Chapter 76

94 21 18
                                    

Bukan Firaun
Chapter 76

Akmal belajar main skateboard tentu selama di Bali, begitu juga Hasani. Shin entah dari kapan, dia yang paling jago. Mungkin karena badannya kecil, sehingga lebih aerodinamis.

Karena papan skate cuma dua, Hasani beli papan baru yang juga terjual di situ, ditambah pelindung kepala dan lutut.

Akmal agak kaku karena sudah lama gak main. Shin jago seperti biasanya, bikin orang-orang pada kepo, nyangkainnya dia profesional. Hasani belum juga setengah jam sudah menyerah.

"Sakit punggung gua, muka gua juga sakit pakai helm." Hasani  duduk lalu melepas helm-nya.

"Wah, Has, itu kaos lo ada darahnya." Shin menunjuk punggung atas Hasani.

"Iya makanya sakit, padahal udah dibawa ke klinik tadi malam." Hasani memegang punggungnya sambil meringis.

"Yah cuma ke klinik sih gak akan dikasih morfin. Paling pain killer doang. Lagi gak ada stock gue." Shin mengeluh.

"Ayo kita ke dokter lagi aja, Has." Akmal terlihat khawatir.

"Gak usahlah, ini karena maen skate aja, jadinya lukanya berdarah lagi. Kalian maen aja, gua duduk dulu deh ye. Jangan berhenti gara-gara gua!" Hasani berdiri dan berjalan menuju kafetaria dekat situ sambil menenteng papan skate-nya.

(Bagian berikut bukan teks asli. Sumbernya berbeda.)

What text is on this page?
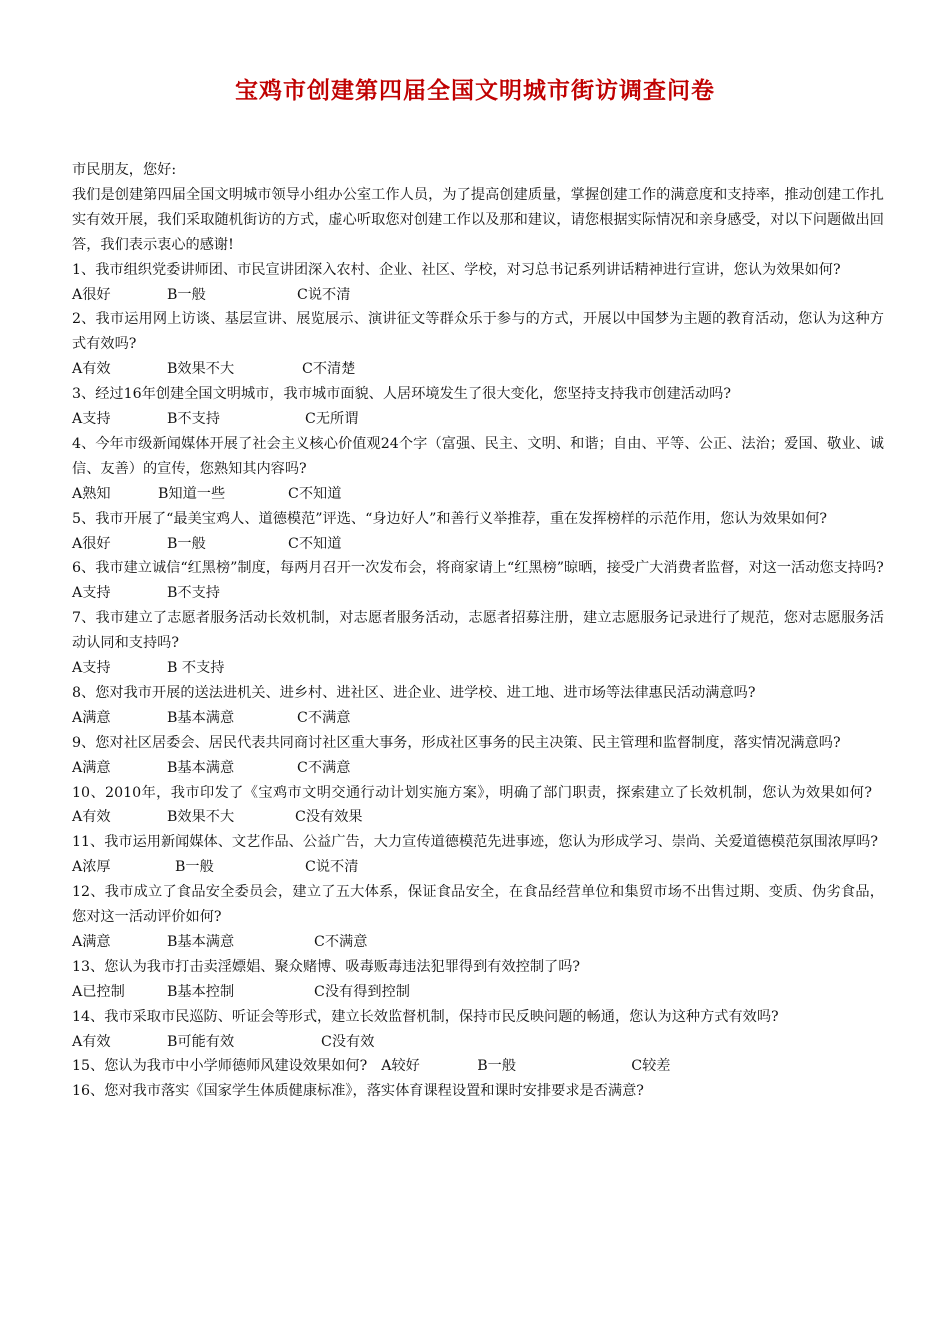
宝鸡市创建第四届全国文明城市街访调查问卷
市民朋友，您好:
我们是创建第四届全国文明城市领导小组办公室工作人员，为了提高创建质量，掌握创建工作的满意度和支持率，推动创建工作扎实有效开展，我们采取随机街访的方式，虚心听取您对创建工作以及那和建议，请您根据实际情况和亲身感受，对以下问题做出回答，我们表示衷心的感谢!
1、我市组织党委讲师团、市民宣讲团深入农村、企业、社区、学校，对习总书记系列讲话精神进行宣讲，您认为效果如何?
A很好	B一般	C说不清
2、我市运用网上访谈、基层宣讲、展览展示、演讲征文等群众乐于参与的方式，开展以中国梦为主题的教育活动，您认为这种方式有效吗?
A有效	B效果不大	C不清楚
3、经过16年创建全国文明城市，我市城市面貌、人居环境发生了很大变化，您坚持支持我市创建活动吗?
A支持	B不支持	C无所谓
4、今年市级新闻媒体开展了社会主义核心价值观24个字（富强、民主、文明、和谐；自由、平等、公正、法治；爱国、敬业、诚信、友善）的宣传，您熟知其内容吗?
A熟知	B知道一些	C不知道
5、我市开展了“最美宝鸡人、道德模范”评选、“身边好人”和善行义举推荐，重在发挥榜样的示范作用，您认为效果如何?
A很好	B一般	C不知道
6、我市建立诚信“红黑榜”制度，每两月召开一次发布会，将商家请上“红黑榜”晾晒，接受广大消费者监督，对这一活动您支持吗?
A支持	B不支持
7、我市建立了志愿者服务活动长效机制，对志愿者服务活动，志愿者招募注册，建立志愿服务记录进行了规范，您对志愿服务活动认同和支持吗?
A支持	B 不支持
8、您对我市开展的送法进机关、进乡村、进社区、进企业、进学校、进工地、进市场等法律惠民活动满意吗?
A满意	B基本满意	C不满意
9、您对社区居委会、居民代表共同商讨社区重大事务，形成社区事务的民主决策、民主管理和监督制度，落实情况满意吗?
A满意	B基本满意	C不满意
10、2010年，我市印发了《宝鸡市文明交通行动计划实施方案》，明确了部门职责，探索建立了长效机制，您认为效果如何?A有效	B效果不大	C没有效果
11、我市运用新闻媒体、文艺作品、公益广告，大力宣传道德模范先进事迹，您认为形成学习、崇尚、关爱道德模范氛围浓厚吗?
A浓厚	B一般	C说不清
12、我市成立了食品安全委员会，建立了五大体系，保证食品安全，在食品经营单位和集贸市场不出售过期、变质、伪劣食品，您对这一活动评价如何?
A满意	B基本满意	C不满意
13、您认为我市打击卖淫嫖娼、聚众赌博、吸毒贩毒违法犯罪得到有效控制了吗?
A已控制	B基本控制	C没有得到控制
14、我市采取市民巡防、听证会等形式，建立长效监督机制，保持市民反映问题的畅通，您认为这种方式有效吗?
A有效	B可能有效	C没有效
15、您认为我市中小学师德师风建设效果如何? A较好	B一般	C较差
16、您对我市落实《国家学生体质健康标准》，落实体育课程设置和课时安排要求是否满意?
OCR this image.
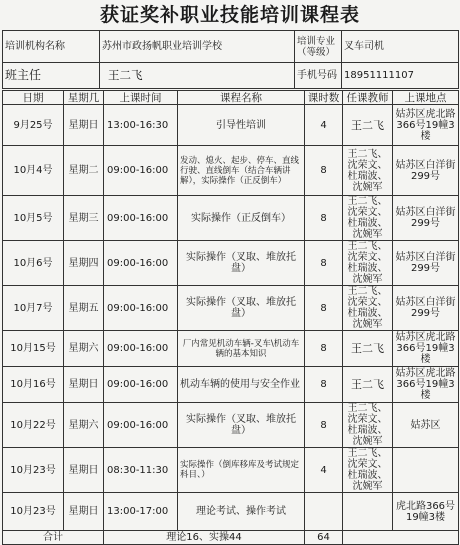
获证奖补职业技能培训课程表
培训机构名称	苏州市政扬帆职业培训学校	培训专业（等级）	叉车司机
班主任	王二飞	手机号码	18951111107
日期	星期几	上课时间	课程名称	课时数	任课教师	上课地点
9月25号	星期日	13:00-16:30	引导性培训	4	王二飞	姑苏区虎北路366号19幢3楼
10月4号	星期二	09:00-16:00	发动、熄火、起步、停车、直线行驶、直线倒车（结合车辆讲解），实际操作（正反倒车）	8	王二飞、沈荣文、杜瑞波、沈婉军	姑苏区白洋街299号
10月5号	星期三	09:00-16:00	实际操作（正反倒车）	8	王二飞、沈荣文、杜瑞波、沈婉军	姑苏区白洋街299号
10月6号	星期四	09:00-16:00	实际操作（叉取、堆放托盘）	8	王二飞、沈荣文、杜瑞波、沈婉军	姑苏区白洋街299号
10月7号	星期五	09:00-16:00	实际操作（叉取、堆放托盘）	8	王二飞、沈荣文、杜瑞波、沈婉军	姑苏区白洋街299号
10月15号	星期六	09:00-16:00	厂内常见机动车辆-叉车\机动车辆的基本知识	8	王二飞	姑苏区虎北路366号19幢3楼
10月16号	星期日	09:00-16:00	机动车辆的使用与安全作业	8	王二飞	姑苏区虎北路366号19幢3楼
10月22号	星期六	09:00-16:00	实际操作（叉取、堆放托盘）	8	王二飞、沈荣文、杜瑞波、沈婉军	姑苏区
10月23号	星期日	08:30-11:30	实际操作（倒库移库及考试规定科目、）	4	王二飞、沈荣文、杜瑞波、沈婉军	
10月23号	星期日	13:00-17:00	理论考试、操作考试			虎北路366号19幢3楼
合计		理论16、实操44		64		
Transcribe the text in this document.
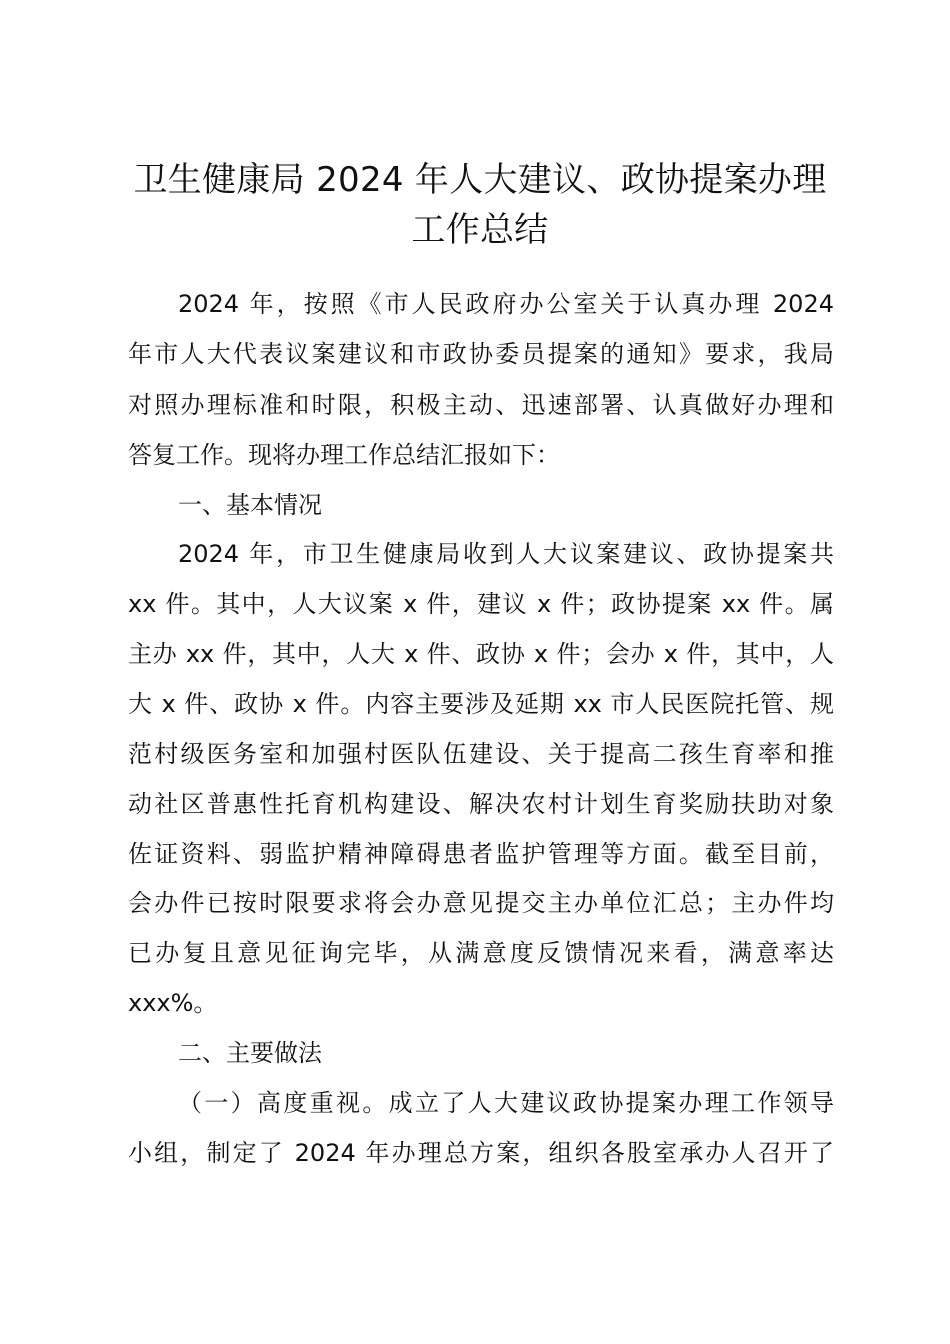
卫生健康局 2024 年人大建议、政协提案办理
工作总结
2024 年，按照《市人民政府办公室关于认真办理 2024
年市人大代表议案建议和市政协委员提案的通知》要求，我局
对照办理标准和时限，积极主动、迅速部署、认真做好办理和
答复工作。现将办理工作总结汇报如下：
一、基本情况
2024 年，市卫生健康局收到人大议案建议、政协提案共
xx 件。其中，人大议案 x 件，建议 x 件；政协提案 xx 件。属
主办 xx 件，其中，人大 x 件、政协 x 件；会办 x 件，其中，人
大 x 件、政协 x 件。内容主要涉及延期 xx 市人民医院托管、规
范村级医务室和加强村医队伍建设、关于提高二孩生育率和推
动社区普惠性托育机构建设、解决农村计划生育奖励扶助对象
佐证资料、弱监护精神障碍患者监护管理等方面。截至目前，
会办件已按时限要求将会办意见提交主办单位汇总；主办件均
已办复且意见征询完毕，从满意度反馈情况来看，满意率达
xxx%。
二、主要做法
（一）高度重视。成立了人大建议政协提案办理工作领导
小组，制定了 2024 年办理总方案，组织各股室承办人召开了
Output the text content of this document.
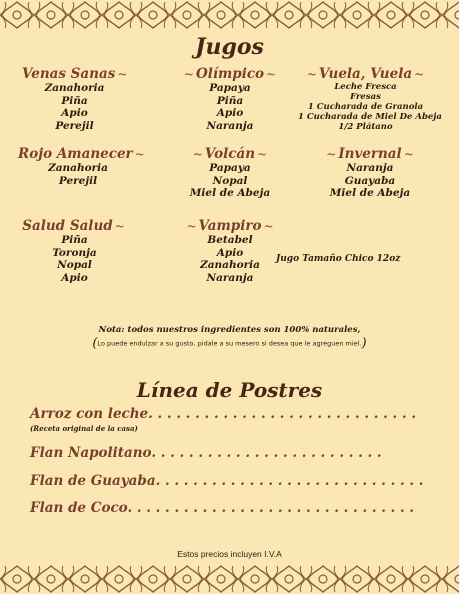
Jugos
Venas Sanas ~
Zanahoria
Piña
Apio
Perejil
~ Olímpico ~
Papaya
Piña
Apio
Naranja
~ Vuela, Vuela ~
Leche Fresca
Fresas
1 Cucharada de Granola
1 Cucharada de Miel De Abeja
1/2 Plátano
Rojo Amanecer ~
Zanahoria
Perejil
~ Volcán ~
Papaya
Nopal
Miel de Abeja
~ Invernal ~
Naranja
Guayaba
Miel de Abeja
Salud Salud ~
Piña
Toronja
Nopal
Apio
~ Vampiro ~
Betabel
Apio
Zanahoria
Naranja
Jugo Tamaño Chico 12oz
Nota: todos nuestros ingredientes son 100% naturales,
(Lo puede endulzar a su gusto, pidale a su mesero si desea que le agreguen miel.)
Línea de Postres
Arroz con leche. . . . . . . . . . . . . . . . . . . . . . . . . . . . .
(Receta original de la casa)
Flan Napolitano. . . . . . . . . . . . . . . . . . . . . . . . .
Flan de Guayaba. . . . . . . . . . . . . . . . . . . . . . . . . . . . .
Flan de Coco. . . . . . . . . . . . . . . . . . . . . . . . . . . . . . .
Estos precios incluyen I.V.A
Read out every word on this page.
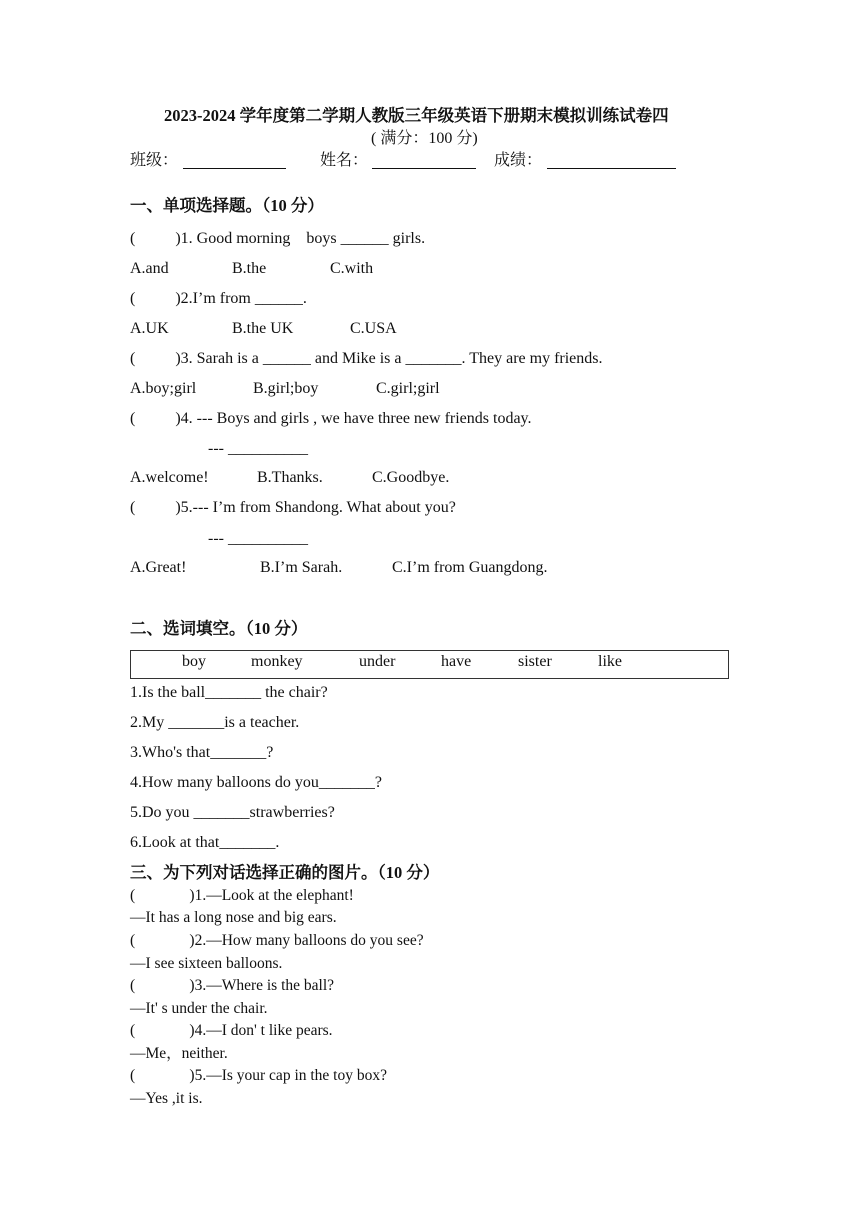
2023-2024 学年度第二学期人教版三年级英语下册期末模拟训练试卷四
( 满分：100 分)
班级：	姓名：	成绩：
一、单项选择题。（10 分）
(          )1. Good morning    boys ______ girls.
A.and	B.the	C.with
(          )2.I’m from ______.
A.UK	B.the UK	C.USA
(          )3. Sarah is a ______ and Mike is a _______. They are my friends.
A.boy;girl	B.girl;boy	C.girl;girl
(          )4. --- Boys and girls , we have three new friends today.
--- __________
A.welcome!	B.Thanks.	C.Goodbye.
(          )5.--- I’m from Shandong. What about you?
--- __________
A.Great!	B.I’m Sarah.	C.I’m from Guangdong.
二、选词填空。（10 分）
boy	monkey	under	have	sister	like
1.Is the ball_______ the chair?
2.My _______is a teacher.
3.Who's that_______?
4.How many balloons do you_______?
5.Do you _______strawberries?
6.Look at that_______.
三、为下列对话选择正确的图片。（10 分）
(              )1.—Look at the elephant!
—It has a long nose and big ears.
(              )2.—How many balloons do you see?
—I see sixteen balloons.
(              )3.—Where is the ball?
—It' s under the chair.
(              )4.—I don' t like pears.
—Me，neither.
(              )5.—Is your cap in the toy box?
—Yes ,it is.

Akmal dan Shin ngeliatin Hasani jalan menjauh.

"Enggak-enggak, ayo kita pulang aja! Ana juga gak tenang main kalau suasananya begini." Akmal menyusul Hasani.

"Serah lu dah, Mal!" Hasani menurut.

Mereka berdua akhirnya mengantarkan Hasani ke klinik. Setelah dirapikan lagi jahitannya dan dibalut rapat, mereka mulai berdebat harus membeli apa buat upeti.

"Perhiasan lah." ucap Shin sambil nyetir. Mereka sekarang memakai mobil Hasani yang berwarna hitam gelap. Akmal pilih duduk sendiri di belakang.

"Wkwk, Nur kan minta khulu, semua perhiasan dilemparkan?" Hasani ngupingnya detil malam itu.

"Hah masa?" Shin gak percaya.

"Hala tidak pernah terikat dengan perhiasan, dari awal ketemu pun ana sudah dilempar perhiasan." Akmal mengenangnya.

"Bunga kalau gitu." Shin memberi usul lain.

"Nur sih beliin aja ayam hidup, seneng pasti dia." Hasani nambahin.

"Ya udah, bunga sama ayam hidup." Shin pikir itu serius.

"Ana kesel kalau masalah rumah tangga ana dianggap remeh terus." Akmal marah.

"Gue gak anggap remeh. Ini juga lagi bantuin mikir." Shin membela diri.

"Gua gak anggap remeh, cuma gak lebay juga. Aneh aja gua sih. Dia yang dulu maksa-maksa mempertahankan lu. Sekarang dia maen buang aja. Habis manis sepah dibuang." Hasani gak terima banget.

"Si Akmal kapan pernah manis emangnya?" Shin balik bercanda.

"Waktu tatonya kelinci, manis banget tuh wkwk." Hasani ngeledek.

"Tau tuh, Katya tega beut masa cowok ditato begitu, wkwk." Shin ikutan ngakak.

"Eh kata kalian rumah Bali mau dijual?" Akmal bertanya.

"Iya, Mal. Duitnya mau dibagi-bagi. Kata Katya lo juga ada bagiannya." Shin memberi info.

"Kamar paling timur lantai dua, jadi kamarnya siapa?" tanya Akmal.

"Kamar gua." Hasani menunjuk dirinya sendiri.

"Kamar paling belakang di rumah Surabaya siapa yang tempatin?" tanya Akmal lagi.